Pro Medicus has announced a 231% increase in net profit after tax (NPAT) to $171.2 million for the six months to 31 December 2025.
This included unrealised pre-tax gains of $149.1 million from the company’s investment in 4D Medical.
Excluding these gains, underlying NPAT increased 29.7% to $67.3 million.
The healthcare infomatics company said revenue rose 28.4% to $124.8 million compared with the previous corresponding period.
Directors declared a fully franked interim dividend of 32 cents per share, up from 25 cents in the prior corresponding period, to be paid on 20 March to shareholders on record on 27 February.
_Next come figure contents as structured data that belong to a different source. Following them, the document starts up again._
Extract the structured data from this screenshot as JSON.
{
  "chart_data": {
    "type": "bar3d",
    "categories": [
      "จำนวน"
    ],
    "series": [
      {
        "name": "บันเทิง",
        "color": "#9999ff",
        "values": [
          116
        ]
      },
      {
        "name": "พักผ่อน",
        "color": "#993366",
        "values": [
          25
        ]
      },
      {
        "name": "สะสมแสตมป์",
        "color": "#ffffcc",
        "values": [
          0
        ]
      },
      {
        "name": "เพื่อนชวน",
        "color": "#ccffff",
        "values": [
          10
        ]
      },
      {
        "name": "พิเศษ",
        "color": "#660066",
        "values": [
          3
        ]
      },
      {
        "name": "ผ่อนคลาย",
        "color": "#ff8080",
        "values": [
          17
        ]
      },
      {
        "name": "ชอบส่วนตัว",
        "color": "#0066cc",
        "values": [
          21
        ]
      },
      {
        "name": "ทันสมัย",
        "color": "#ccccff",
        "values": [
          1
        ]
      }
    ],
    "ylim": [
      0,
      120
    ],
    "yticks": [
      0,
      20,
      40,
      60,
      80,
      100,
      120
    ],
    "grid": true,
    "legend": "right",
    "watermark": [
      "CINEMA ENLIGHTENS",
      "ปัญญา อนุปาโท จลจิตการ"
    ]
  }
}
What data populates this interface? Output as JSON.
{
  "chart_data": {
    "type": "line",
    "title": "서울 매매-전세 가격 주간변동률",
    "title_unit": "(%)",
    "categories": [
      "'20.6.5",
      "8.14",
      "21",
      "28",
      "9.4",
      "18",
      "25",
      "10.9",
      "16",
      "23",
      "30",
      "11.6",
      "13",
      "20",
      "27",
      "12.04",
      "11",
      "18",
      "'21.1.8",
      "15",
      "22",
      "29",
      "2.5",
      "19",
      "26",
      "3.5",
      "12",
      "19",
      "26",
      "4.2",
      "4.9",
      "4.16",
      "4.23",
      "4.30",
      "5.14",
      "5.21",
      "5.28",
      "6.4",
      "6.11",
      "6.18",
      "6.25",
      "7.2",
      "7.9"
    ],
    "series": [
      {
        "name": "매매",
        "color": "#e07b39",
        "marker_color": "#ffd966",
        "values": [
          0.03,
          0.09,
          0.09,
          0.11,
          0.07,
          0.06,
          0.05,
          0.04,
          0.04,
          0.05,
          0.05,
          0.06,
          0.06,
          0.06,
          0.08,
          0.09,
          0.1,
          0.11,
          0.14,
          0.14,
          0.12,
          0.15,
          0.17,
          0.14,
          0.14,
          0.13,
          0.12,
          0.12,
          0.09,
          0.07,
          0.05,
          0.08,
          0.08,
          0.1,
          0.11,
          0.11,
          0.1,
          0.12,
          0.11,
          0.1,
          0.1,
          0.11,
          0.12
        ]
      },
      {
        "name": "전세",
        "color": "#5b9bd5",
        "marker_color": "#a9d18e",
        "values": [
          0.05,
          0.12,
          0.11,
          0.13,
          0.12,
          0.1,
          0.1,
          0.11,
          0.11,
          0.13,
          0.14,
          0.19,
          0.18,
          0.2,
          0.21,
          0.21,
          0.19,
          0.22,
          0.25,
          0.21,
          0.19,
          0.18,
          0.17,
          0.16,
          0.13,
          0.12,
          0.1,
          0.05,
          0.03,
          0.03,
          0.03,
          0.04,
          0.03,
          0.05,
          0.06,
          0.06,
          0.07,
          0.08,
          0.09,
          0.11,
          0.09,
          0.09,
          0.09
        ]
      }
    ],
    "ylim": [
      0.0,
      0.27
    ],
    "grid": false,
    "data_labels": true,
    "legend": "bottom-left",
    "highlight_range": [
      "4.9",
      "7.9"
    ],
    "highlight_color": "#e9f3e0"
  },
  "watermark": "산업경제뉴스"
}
Chief Executive Officer Sam Hupert said he was pleased with the record result.
“Our profits continue to grow strongly even though our biggest implementation during the period in Trinity Cohort 1 went live towards the end of October so had limited impact on the half,” he said in an ASX announcement.
“Importantly, our margins also grew, and we made more sales in this half than we used to make in a full year just two years ago.”
He said most contracts were for the full stack of Visage products – Viewer, Workflow and Archive and two also included our cardiology offering making them full stack +1, a trend we see continuing.”
The strong result was underpinned by six key implementations in the half, all of which were Cloud-based.
“We plan to complete another seven go-lives before the end of the financial year including three more Trinity cohorts,” Hupert said.
“Revenues will flow as each implementation comes on stream, building the base for a stronger second half and beyond”
Pro Medicus shares (ASX: PME) shares had closed $1.81 (1.08%) higher at $169.47 on Wednesday, capitalising the company at $17.70 billion.